Ollama also supports a JSON mode that coerces model outputs to only return JSON. Here's an example of how this can be useful for extraction:

import { ChatOllama } from "@langchain/ollama";
import { ChatPromptTemplate } from "@langchain/core/prompts";

const prompt = ChatPromptTemplate.fromMessages([
[
"system",
`You are an expert translator. Format all responses as JSON objects with two keys: "original" and "translated".`,
],
["human", `Translate "{input}" into {language}.`],
]);

const model = new ChatOllama({
baseUrl: "http://localhost:11434", // Default value
model: "llama3",
format: "json",
});

const chain = prompt.pipe(model);

const result = await chain.invoke({
input: "I love programming",
language: "German",
});

console.log(result);

/*
AIMessage {
"content": "{\n\"original\": \"I love programming\",\n\"translated\": \"Ich liebe Programmieren\"\n}",
"response_metadata": { ... },
"usage_metadata": {
"input_tokens": 47,
"output_tokens": 20,
"total_tokens": 67
}
}
*/

API Reference:

tip

You can see a simple LangSmith trace of this here

Multimodal models​

Ollama supports open source multimodal models like LLaVA in versions 0.1.15 and up.
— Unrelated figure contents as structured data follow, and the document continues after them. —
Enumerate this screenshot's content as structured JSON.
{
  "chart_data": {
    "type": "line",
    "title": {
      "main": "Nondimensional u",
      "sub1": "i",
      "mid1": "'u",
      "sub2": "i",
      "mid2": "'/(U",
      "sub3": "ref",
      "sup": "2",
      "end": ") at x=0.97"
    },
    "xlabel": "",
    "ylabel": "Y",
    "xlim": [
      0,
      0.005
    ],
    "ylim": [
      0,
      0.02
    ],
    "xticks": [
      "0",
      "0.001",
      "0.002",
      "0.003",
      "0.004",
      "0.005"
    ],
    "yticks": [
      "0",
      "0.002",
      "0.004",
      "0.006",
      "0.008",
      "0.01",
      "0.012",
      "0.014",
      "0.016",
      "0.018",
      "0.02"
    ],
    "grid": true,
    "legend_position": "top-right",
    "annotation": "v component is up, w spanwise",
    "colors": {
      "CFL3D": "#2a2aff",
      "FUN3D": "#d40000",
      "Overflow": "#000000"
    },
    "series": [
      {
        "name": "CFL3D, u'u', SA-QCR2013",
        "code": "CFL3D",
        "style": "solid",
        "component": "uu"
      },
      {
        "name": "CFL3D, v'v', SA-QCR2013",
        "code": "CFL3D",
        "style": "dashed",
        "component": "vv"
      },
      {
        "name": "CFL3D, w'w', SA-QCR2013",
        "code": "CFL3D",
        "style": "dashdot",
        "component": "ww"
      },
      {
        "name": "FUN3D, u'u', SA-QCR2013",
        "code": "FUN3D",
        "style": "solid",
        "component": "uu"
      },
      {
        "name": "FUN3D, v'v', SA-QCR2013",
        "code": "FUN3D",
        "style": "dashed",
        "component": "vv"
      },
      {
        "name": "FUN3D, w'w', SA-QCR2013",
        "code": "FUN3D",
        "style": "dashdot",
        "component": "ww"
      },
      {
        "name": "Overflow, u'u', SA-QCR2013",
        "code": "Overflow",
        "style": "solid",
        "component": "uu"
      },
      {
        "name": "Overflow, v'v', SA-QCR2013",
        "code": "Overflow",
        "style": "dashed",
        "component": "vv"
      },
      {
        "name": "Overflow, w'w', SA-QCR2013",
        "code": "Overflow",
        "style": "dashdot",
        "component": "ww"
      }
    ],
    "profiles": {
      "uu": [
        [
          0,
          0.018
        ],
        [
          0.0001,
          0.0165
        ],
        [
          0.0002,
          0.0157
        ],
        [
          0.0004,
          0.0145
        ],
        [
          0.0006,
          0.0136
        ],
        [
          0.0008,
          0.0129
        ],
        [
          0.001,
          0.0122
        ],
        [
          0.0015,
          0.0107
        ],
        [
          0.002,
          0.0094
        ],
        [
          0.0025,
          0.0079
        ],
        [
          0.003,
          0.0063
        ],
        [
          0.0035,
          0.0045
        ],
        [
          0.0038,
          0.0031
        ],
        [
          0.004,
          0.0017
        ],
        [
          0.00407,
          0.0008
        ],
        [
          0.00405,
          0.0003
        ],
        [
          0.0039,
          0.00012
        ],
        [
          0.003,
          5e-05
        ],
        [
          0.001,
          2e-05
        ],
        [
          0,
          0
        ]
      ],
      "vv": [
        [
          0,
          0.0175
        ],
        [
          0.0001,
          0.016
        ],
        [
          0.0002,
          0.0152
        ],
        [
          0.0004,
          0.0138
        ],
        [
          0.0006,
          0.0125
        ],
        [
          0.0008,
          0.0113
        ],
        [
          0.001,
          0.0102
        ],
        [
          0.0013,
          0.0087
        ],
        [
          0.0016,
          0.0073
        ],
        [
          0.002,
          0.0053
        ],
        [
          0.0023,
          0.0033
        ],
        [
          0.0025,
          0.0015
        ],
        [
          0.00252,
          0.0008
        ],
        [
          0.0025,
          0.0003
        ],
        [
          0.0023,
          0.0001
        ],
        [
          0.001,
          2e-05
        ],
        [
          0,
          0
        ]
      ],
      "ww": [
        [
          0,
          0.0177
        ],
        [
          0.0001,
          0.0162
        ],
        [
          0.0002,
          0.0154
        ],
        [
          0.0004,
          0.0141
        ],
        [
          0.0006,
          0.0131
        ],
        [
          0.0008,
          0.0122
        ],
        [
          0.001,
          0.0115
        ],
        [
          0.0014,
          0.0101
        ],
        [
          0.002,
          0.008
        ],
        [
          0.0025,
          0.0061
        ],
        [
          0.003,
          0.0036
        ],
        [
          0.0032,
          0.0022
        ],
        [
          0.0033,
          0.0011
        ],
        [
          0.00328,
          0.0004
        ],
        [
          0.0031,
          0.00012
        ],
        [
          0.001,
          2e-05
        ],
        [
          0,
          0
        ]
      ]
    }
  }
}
You can pass images as part of a message's content field to multimodal-capable models like this:

import { ChatOllama } from "@langchain/ollama";
import { HumanMessage } from "@langchain/core/messages";
import * as fs from "node:fs/promises";

const imageData = await fs.readFile("./hotdog.jpg");
const chat = new ChatOllama({
model: "llava",
baseUrl: "http://127.0.0.1:11434",
});
const res = await chat.invoke([
new HumanMessage({
content: [
{
type: "text",
text: "What is in this image?",
},
{
type: "image_url",
image_url: `data:image/jpeg;base64,${imageData.toString("base64")}`,
},
],
}),
]);
console.log(res);

/*
AIMessage {
content: ' The image shows a hot dog with ketchup on it, placed on top of a bun. It appears to be a close-up view, possibly taken in a kitchen setting or at an outdoor event.',
name: undefined,
additional_kwargs: {}
}
*/

API Reference:

This will currently not use the image's position within the prompt message as additional information, and will just pass the image along as context with the rest of the prompt messages.